羽鳥操の日々あれこれ

「からだはいちばん身近な自然」ほんとうにそうなの?自然さと文化のはざ間で何が起こっているのか、語り合ってみたい。

生きものたち

2006年08月10日 19時51分38秒 | Weblog
 数えると6年、毎年子ども産んでいる野良猫が、今年は二匹子猫を連れている。
 最初に気付いたのは、我が家の北側にあるスチール棚の上に、一匹はグレーの斑もう一匹はグレーがかった薄茶色で、梅雨の前だったように記憶している。
 
 その棚には盆栽用の鉢を置いている。
 高さは塀とほぼ同じくらいだから、1メートル80センチというところだろうか。 ひょいと塀から飛び移って、日向ぼっこをしながら眠ったり、じゃれあったり、お乳を飲んだりしていた。棚に入れば小雨程度は避けられるから、母猫としてはなかなかいい場所を見つけたものだ。
 このスチール棚は、新しい家の中に置き場がなくなって、捨てるにはしのび難く、その場所に昨年夏に置いたばかりだ。

 一階の北側にある小さな窓から、そっと二匹の子猫と母猫の生態観察をしていたこもあるが、そこを居場所にする期間はあまり長くはなかった。
 東京の日照時間が、記録的に少なかった6月・7月、長梅雨の時期には、まったく子猫を見かけることはなかった。雨上がりに、母猫がときどき道路を歩いている姿を見かけた。授乳期の最後のころだろうか、乳首が垂れはじめ、からだ全体はやせ細っていった。
 こうして子どもを育てるのだなぁ~、と思いながら、母猫の姿をそっと目で追っていた。

 この母猫は野良といっても、なかなか毛並みがよさそうだ。その風貌からして、きっと飼い猫だったに違いないと想像がつく。
 去年の子猫は毛足が長く野良猫ではない感じがしていた。いつの間にかいなくなって、誰かが餌付けをして連れて行くのだろう。
 4年前の黒い子猫も、気がついた8月中旬過ぎには、いなくなってしまった。

 ところで、昨日から、二匹の子猫を連れて道路近くに姿を現している母猫を見かけるようになった。心配したとおり、日照不足・長雨で子猫の育ち具合は、この時期にしては小さいようだ。特に薄茶色の子猫は、あまり大きく育っていない。はじめて見かけたときから、心配だった。いまだに全体に精気に欠けて、元気がない様子に見受けられる。
 それにしても、毎年、この母猫は子育てを丁寧にしている。まさに猫かわいがりである。
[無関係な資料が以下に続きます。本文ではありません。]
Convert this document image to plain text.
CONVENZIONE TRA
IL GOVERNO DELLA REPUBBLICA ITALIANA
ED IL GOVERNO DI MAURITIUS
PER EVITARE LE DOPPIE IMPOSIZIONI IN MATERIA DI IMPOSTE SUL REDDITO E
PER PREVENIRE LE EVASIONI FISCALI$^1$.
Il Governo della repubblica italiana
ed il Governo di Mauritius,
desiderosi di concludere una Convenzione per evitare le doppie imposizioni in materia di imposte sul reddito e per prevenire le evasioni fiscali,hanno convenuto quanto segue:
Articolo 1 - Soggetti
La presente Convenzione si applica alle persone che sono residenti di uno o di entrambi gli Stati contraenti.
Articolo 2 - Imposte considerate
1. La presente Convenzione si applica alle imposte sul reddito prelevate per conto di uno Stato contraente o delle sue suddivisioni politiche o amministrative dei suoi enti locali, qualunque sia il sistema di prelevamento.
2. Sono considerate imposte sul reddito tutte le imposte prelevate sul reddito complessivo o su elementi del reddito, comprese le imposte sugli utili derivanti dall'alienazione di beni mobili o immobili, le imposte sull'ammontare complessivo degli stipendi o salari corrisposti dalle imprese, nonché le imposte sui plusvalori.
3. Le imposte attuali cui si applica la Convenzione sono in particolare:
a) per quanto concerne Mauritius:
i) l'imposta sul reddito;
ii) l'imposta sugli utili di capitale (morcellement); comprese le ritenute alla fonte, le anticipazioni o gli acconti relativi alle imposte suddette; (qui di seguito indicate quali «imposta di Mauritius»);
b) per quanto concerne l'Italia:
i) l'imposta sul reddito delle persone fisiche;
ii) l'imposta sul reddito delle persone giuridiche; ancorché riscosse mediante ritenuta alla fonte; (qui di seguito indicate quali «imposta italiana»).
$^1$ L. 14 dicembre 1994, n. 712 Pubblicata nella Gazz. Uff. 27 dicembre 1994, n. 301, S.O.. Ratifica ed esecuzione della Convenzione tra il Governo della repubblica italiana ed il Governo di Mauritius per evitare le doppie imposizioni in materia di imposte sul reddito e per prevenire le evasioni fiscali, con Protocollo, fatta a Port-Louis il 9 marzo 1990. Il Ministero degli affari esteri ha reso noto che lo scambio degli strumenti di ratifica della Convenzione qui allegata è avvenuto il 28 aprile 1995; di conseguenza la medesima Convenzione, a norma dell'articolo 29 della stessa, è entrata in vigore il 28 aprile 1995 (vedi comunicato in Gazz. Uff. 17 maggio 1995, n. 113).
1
 我が家には盆栽用の汲み置き水があるので、もう少し大きくなると子連れで水飲みにやってくる。今のところまだ子猫が小さくて、バケツに前足をかけて飲める状態ではなさそうだ。
 
 こんな風に、猫の子育てを見ていると、思いがけず時間が過ぎてしまうことがある。

 さて、そのほかの生きものを挙げてみよう。
 春のことだ。盆栽鉢に固形肥料をやってみたところ、鼠が出てきたので慌てて取り除いてしまった。消毒薬や殺菌剤はやらないので、盆栽の木に毛虫がつく。野口先生の言葉を思い出して、指でひねり潰すことにしている。
 昨年丸裸にされた「くちなし」は、7月に入って、しっかりと葉をつけた。と同時に青虫がむしゃむしゃと食べ始めていた。
 今年は、驚いたことに、松の葉を食べられてしまった。まったく気がつかずにいたのだが、新しい松葉ではなく、昨年の葉を食べていった。
 今年は虫が多かったと、言われている。そういえば都会では見かけない見事の蝶や、小さいけれど一匹ずつ文様の異なる蛾をたくさん見かけた。
 7月になってからは蟻の行列は長く続く。死んだ毛虫を蟻が食べたり、食べきれない分は巣に運んでいく。
 小さな蜘蛛は、盆栽の木に巣をかけて、小さな毛虫がそこにかかっていたりする。
 
 8月になって蝉の鳴き声が聞こえるころには、もう、トンボが低空飛行をしていた。
 もちろんカラスにすずめ、時にオナガだってやってくる。
 
 そしていちばん新しく到来したのは、小さなヤモリだった。昨年は気付かなかったが、毎年、窓のガラスや建物の外壁に、長い時間へばりついている姿を見かけていた。建て替えずに一部残した建物のどこかに、きっと潜んでいたのだろう。

 今は、蚊が一匹、部屋の中を飛んでいる。
 都会の真っ只中の住まいだが、気がついただけでも、こんなに生きものがいる。
 八月も終わりごろには、秋の虫が、鳴き始めるのよね。